Kelly Services, Inc. (NASDAQ:KELYA) – Equities researchers at Northcoast Research lowered their Q4 2018 earnings per share estimates for shares of Kelly Services in a research report issued on Wednesday, November 7th. Northcoast Research analyst J. Healy now anticipates that the business services provider will post earnings per share of $0.88 for the quarter, down from their prior estimate of $0.89. Northcoast Research also issued estimates for Kelly Services’ FY2019 earnings at $2.41 EPS.
Several other brokerages have also recently weighed in on KELYA. BidaskClub cut shares of Kelly Services from a “hold” rating to a “sell” rating in a research report on Saturday, July 14th. ValuEngine raised shares of Kelly Services from a “sell” rating to a “hold” rating in a research report on Friday, November 2nd. Finally, Zacks Investment Research raised shares of Kelly Services from a “sell” rating to a “hold” rating in a research report on Tuesday, July 24th. One research analyst has rated the stock with a sell rating, one has given a hold rating, two have issued a buy rating and one has assigned a strong buy rating to the stock. Kelly Services currently has an average rating of “Buy” and a consensus price target of $34.50.
Kelly Services (NASDAQ:KELYA) last issued its earnings results on Wednesday, November 7th. The business services provider reported $0.56 EPS for the quarter, beating the Thomson Reuters’ consensus estimate of $0.38 by $0.18. The company had revenue of $1.34 billion during the quarter, compared to the consensus estimate of $1.36 billion. Kelly Services had a return on equity of 7.48% and a net margin of 1.17%. The firm’s revenue for the quarter was up 1.0% compared to the same quarter last year. During the same period last year, the business posted $0.58 EPS.
The firm also recently declared a quarterly dividend, which will be paid on Thursday, December 6th. Investors of record on Wednesday, November 21st will be given a $0.075 dividend. The ex-dividend date is Tuesday, November 20th. This represents a $0.30 annualized dividend and a yield of 1.29%. Kelly Services’s payout ratio is 13.64%.

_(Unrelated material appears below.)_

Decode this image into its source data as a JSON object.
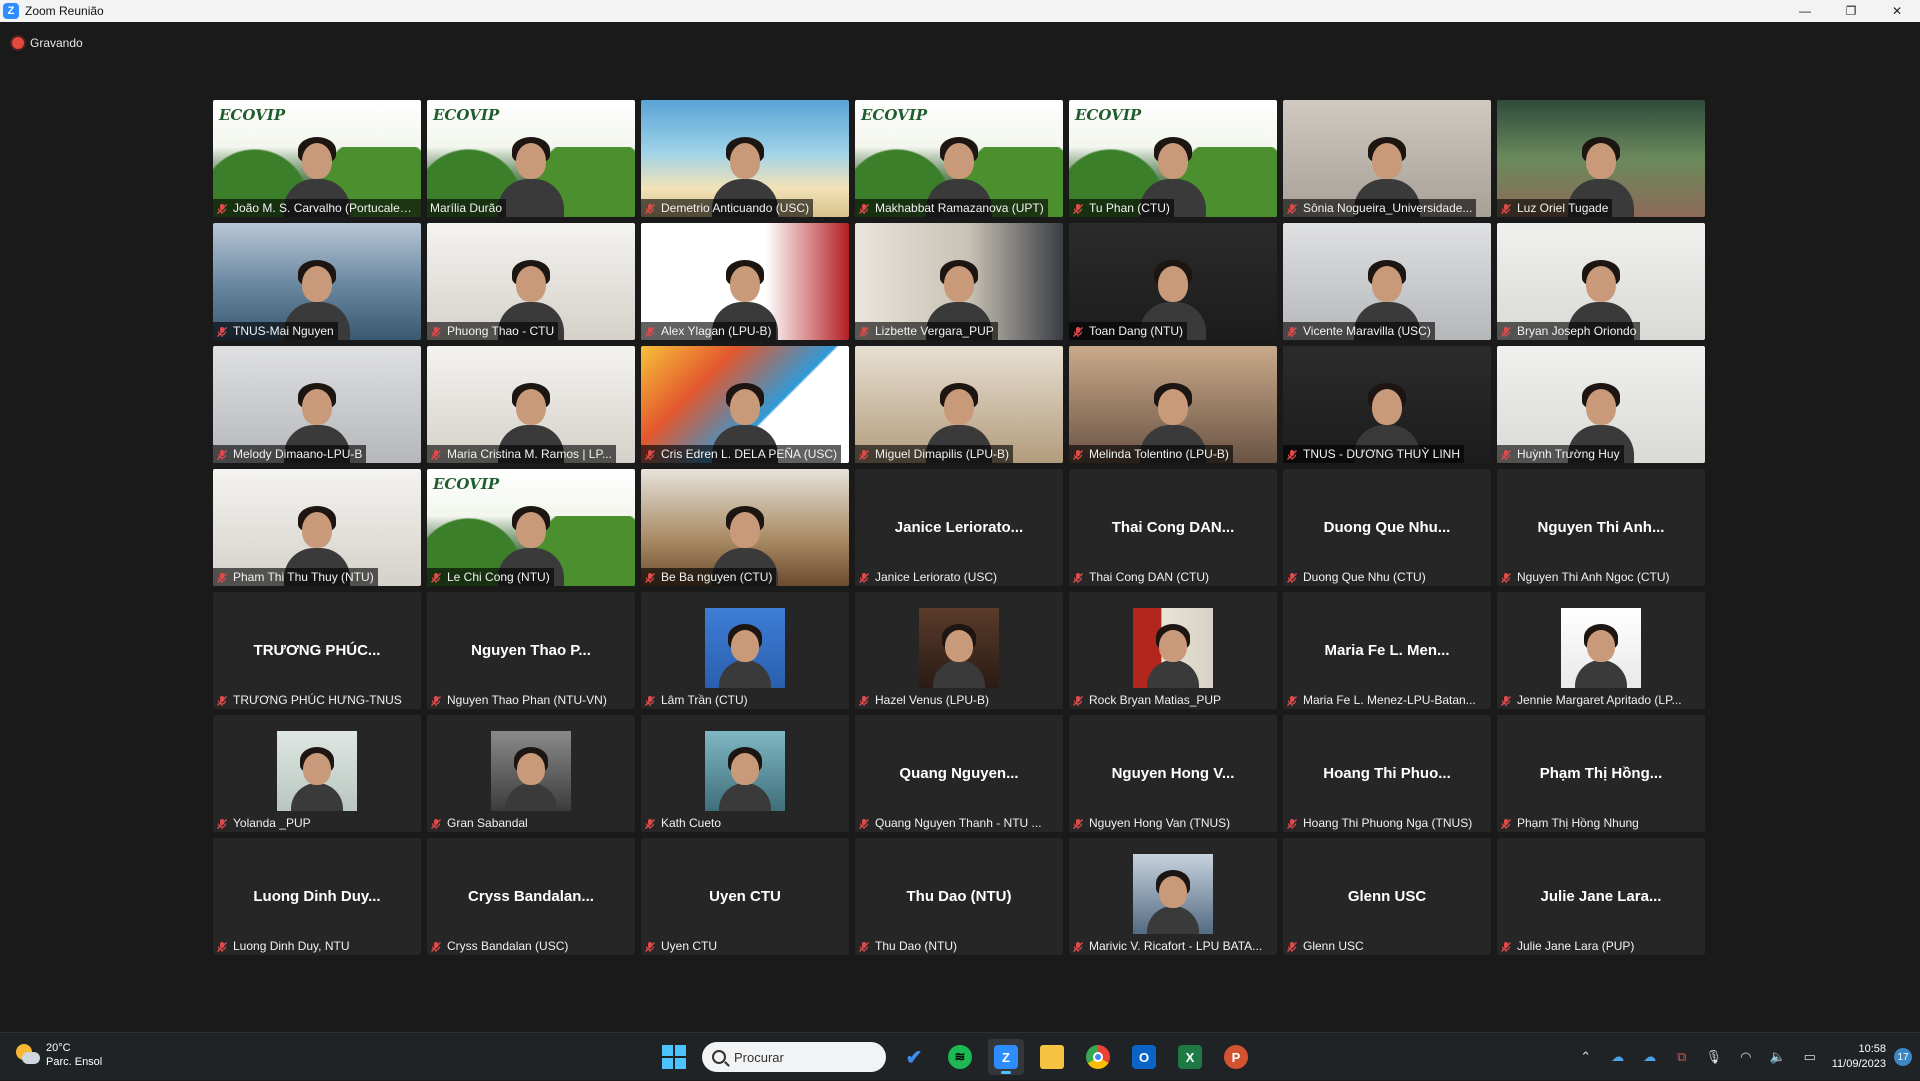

Several institutional investors have recently bought and sold shares of KELYA. UBS Group AG lifted its position in shares of Kelly Services by 166.8% during the 1st quarter. UBS Group AG now owns 14,326 shares of the business services provider’s stock worth $416,000 after buying an additional 8,957 shares in the last quarter. Legal & General Group Plc raised its holdings in shares of Kelly Services by 53.3% in the 1st quarter. Legal & General Group Plc now owns 90,848 shares of the business services provider’s stock worth $2,633,000 after purchasing an additional 31,583 shares during the period. Principal Financial Group Inc. raised its holdings in shares of Kelly Services by 2.3% in the 1st quarter. Principal Financial Group Inc. now owns 234,517 shares of the business services provider’s stock worth $6,810,000 after purchasing an additional 5,228 shares during the period. Allianz Asset Management GmbH raised its holdings in shares of Kelly Services by 47.1% in the 1st quarter. Allianz Asset Management GmbH now owns 311,262 shares of the business services provider’s stock worth $9,039,000 after purchasing an additional 99,698 shares during the period. Finally, River Road Asset Management LLC raised its holdings in shares of Kelly Services by 5.2% in the 2nd quarter. River Road Asset Management LLC now owns 239,828 shares of the business services provider’s stock worth $5,384,000 after purchasing an additional 11,884 shares during the period. 66.21% of the stock is currently owned by hedge funds and other institutional investors.
About Kelly Services
Kelly Services, Inc, together with its subsidiaries, provides workforce solutions to various industries worldwide. The company operates through three segments: Americas Staffing, Global Talent Solutions (GTS), and International Staffing. It provides trained employees for data entry, clerical, and administrative support roles across various industries; schools with instructional and non-instructional employees; support staff for seminars, sales, and trade shows; assemblers, quality control inspectors, and technicians for electronic assembly; maintenance workers, material handlers, and assemblers for light industrial works; scientists, and scientific and clinical research workforce solutions; engineering professionals across various disciplines, including aeronautical, chemical, civil/structural, electrical/instrumentation, environmental, industrial, mechanical, petroleum, pharmaceutical, quality, and telecommunications.